Lorsque Nicolas Treml franchit la grand’porte de son beau château, il faisait nuit noire. Il jeta la bride à ses valets sans mot dire, monta le perron d’un air distrait et se rendit tout droit à la chambre de son petit-fils.

Georges dormait. C’était un joli enfant blanc et rose, dont les cheveux blonds se bouclaient gracieusement sur les broderies de l’oreiller. Sans doute un doux songe visitait en ce moment son sommeil, car sa bouche s’entr’ouvrait en un charmant sourire, tandis que ses petites mains s’agitaient et semblaient soutenir une lutte de caresses.

Quand les enfants s’ébattent ainsi en de joyeux rêves, les bonnes gens de Rennes disent qu’ils rient aux anges. Pensée charmante et poétique, à coup sûr ; mais en Bretagne, tout ce qui est poétique et charmant tourne bien vite à la mélancolie : on regarde cette joie en sommeil comme un présage de mort. L’enfant rit aux anges, parce que les anges de Dieu sont là, autour de son chevet, pour emporter son âme au ciel.

Nicolas Treml se pencha sur la couche de son petit-fils. Sa lèvre barbue toucha la joue satinée de l’enfant qui ne s’éveilla point.

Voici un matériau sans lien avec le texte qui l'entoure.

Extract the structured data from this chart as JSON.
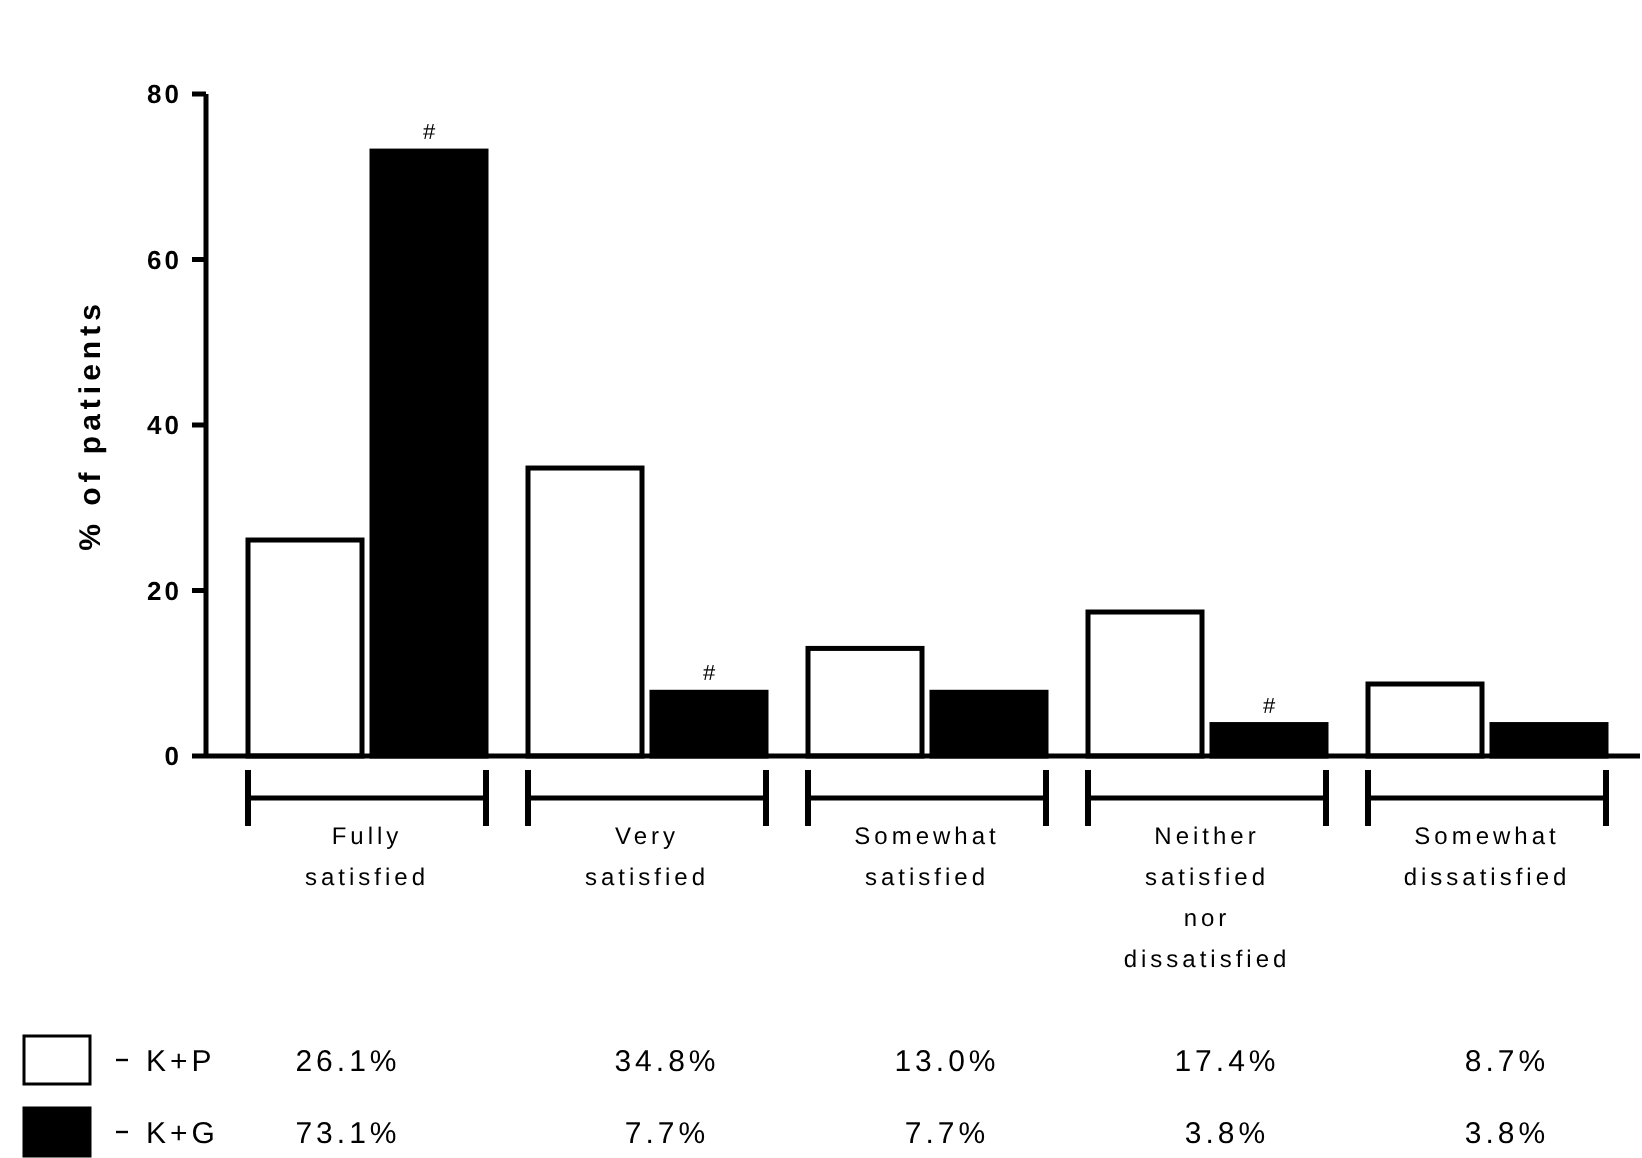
{
  "chart_data": {
    "type": "bar",
    "ylabel": "% of patients",
    "categories": [
      "Fully satisfied",
      "Very satisfied",
      "Somewhat satisfied",
      "Neither satisfied nor dissatisfied",
      "Somewhat dissatisfied"
    ],
    "series": [
      {
        "name": "K+P",
        "color": "#ffffff",
        "values": [
          26.1,
          34.8,
          13.0,
          17.4,
          8.7
        ],
        "value_labels": [
          "26.1%",
          "34.8%",
          "13.0%",
          "17.4%",
          "8.7%"
        ]
      },
      {
        "name": "K+G",
        "color": "#000000",
        "values": [
          73.1,
          7.7,
          7.7,
          3.8,
          3.8
        ],
        "value_labels": [
          "73.1%",
          "7.7%",
          "7.7%",
          "3.8%",
          "3.8%"
        ]
      }
    ],
    "ylim": [
      0,
      80
    ],
    "yticks": [
      0,
      20,
      40,
      60,
      80
    ],
    "grid": false,
    "legend": "bottom left",
    "annotations": [
      {
        "text": "#",
        "x": "Fully satisfied",
        "y": 73.1
      },
      {
        "text": "#",
        "x": "Very satisfied",
        "y": 7.7
      },
      {
        "text": "#",
        "x": "Neither satisfied nor dissatisfied",
        "y": 3.8
      }
    ]
  }
}
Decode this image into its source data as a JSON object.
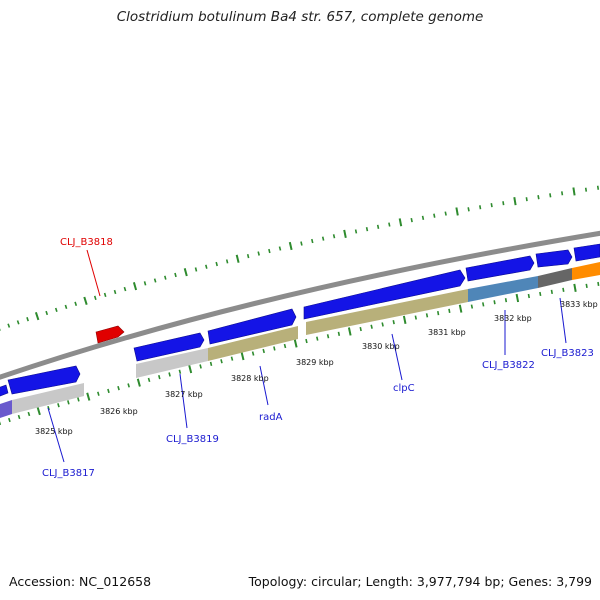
{
  "title": "Clostridium botulinum Ba4 str. 657, complete genome",
  "footer": {
    "accession": "Accession: NC_012658",
    "topology": "Topology: circular; Length: 3,977,794 bp; Genes: 3,799"
  },
  "colors": {
    "background": "#ffffff",
    "backbone": "#8c8c8c",
    "ticks": "#2e8b2e",
    "cds": "#1414e6",
    "gc_skew_olive": "#b8b07a",
    "gray_feature": "#c8c8c8",
    "steelblue_feature": "#4f86b8",
    "darkgray_feature": "#666666",
    "orange_feature": "#ff8c00",
    "red_label": "#e00000",
    "blue_label": "#1a1ad0"
  },
  "ticks": [
    {
      "label": "3825 kbp"
    },
    {
      "label": "3826 kbp"
    },
    {
      "label": "3827 kbp"
    },
    {
      "label": "3828 kbp"
    },
    {
      "label": "3829 kbp"
    },
    {
      "label": "3830 kbp"
    },
    {
      "label": "3831 kbp"
    },
    {
      "label": "3832 kbp"
    },
    {
      "label": "3833 kbp"
    }
  ],
  "genes": [
    {
      "name": "CLJ_B3818",
      "color": "red"
    },
    {
      "name": "CLJ_B3817",
      "color": "blue"
    },
    {
      "name": "CLJ_B3819",
      "color": "blue"
    },
    {
      "name": "radA",
      "color": "blue"
    },
    {
      "name": "clpC",
      "color": "blue"
    },
    {
      "name": "CLJ_B3822",
      "color": "blue"
    },
    {
      "name": "CLJ_B3823",
      "color": "blue"
    }
  ]
}
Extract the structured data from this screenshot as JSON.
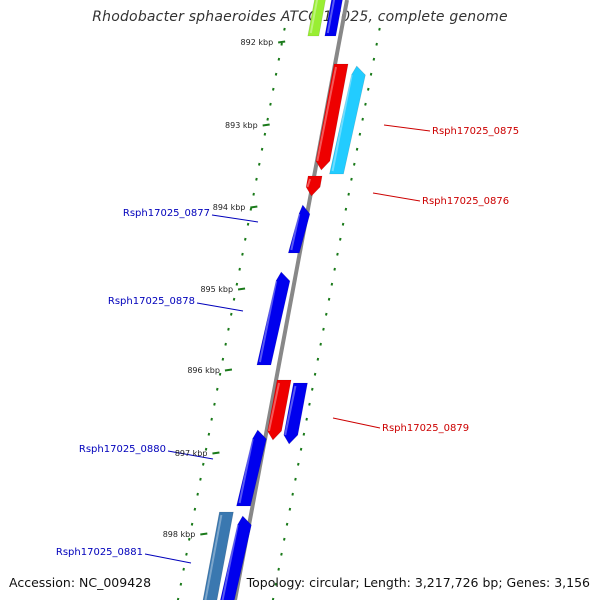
{
  "title": "Rhodobacter sphaeroides ATCC 17025, complete genome",
  "footer": {
    "accession": "Accession: NC_009428",
    "summary": "Topology: circular; Length: 3,217,726 bp; Genes: 3,156"
  },
  "colors": {
    "backbone": "#888888",
    "tick": "#1a7a1a",
    "red_gene": "#ee0000",
    "blue_gene": "#0000ee",
    "cyan_gene": "#22ccff",
    "steel_gene": "#3a78b0",
    "lime_gene": "#99ee33",
    "red_label": "#cc0000",
    "blue_label": "#0000bb"
  },
  "ticks": [
    "892 kbp",
    "893 kbp",
    "894 kbp",
    "895 kbp",
    "896 kbp",
    "897 kbp",
    "898 kbp"
  ],
  "labels": [
    {
      "text": "Rsph17025_0875",
      "color": "red"
    },
    {
      "text": "Rsph17025_0876",
      "color": "red"
    },
    {
      "text": "Rsph17025_0877",
      "color": "blue"
    },
    {
      "text": "Rsph17025_0878",
      "color": "blue"
    },
    {
      "text": "Rsph17025_0879",
      "color": "red"
    },
    {
      "text": "Rsph17025_0880",
      "color": "blue"
    },
    {
      "text": "Rsph17025_0881",
      "color": "blue"
    }
  ]
}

— Arthur de Bretagne ! murmura le vieux gentilhomme qui ne pouvait oublier les paroles de Jean Blanc ; si le dernier rejeton de ma race allait être sacrifié ?… Mais non, cet homme est un fou, et mon cousin de Vaunoy ne ressemble point à l’anglais Jean Sans-Terre !

Il s’assit auprès du chevet de Georges, et donna son esprit à de profondes méditations.

M. de la Tremlays, puissamment riche et noble, comme nous l’avons dit, avait perdu son fils unique deux ans auparavant. Ce fils, qui avait nom Jacques Treml et était père de Georges, avait été de son vivant un homme fort et brave ; Nicolas Treml lui avait inculqué de bonne heure sa haine pour la France, son amour pour la Bretagne, deux sentiments qui, chez lui, affectaient tous les caractères de la passion. La mort de Jacques fut pour le vieux gentilhomme un coup bien cruel. Ce n’était pas seulement un fils, c’était l’héritier de ses croyances qui descendait dans la tombe. Il se sentait vieillir. Aurait-il le temps d’inoculer à Georges sa haine et son amour ?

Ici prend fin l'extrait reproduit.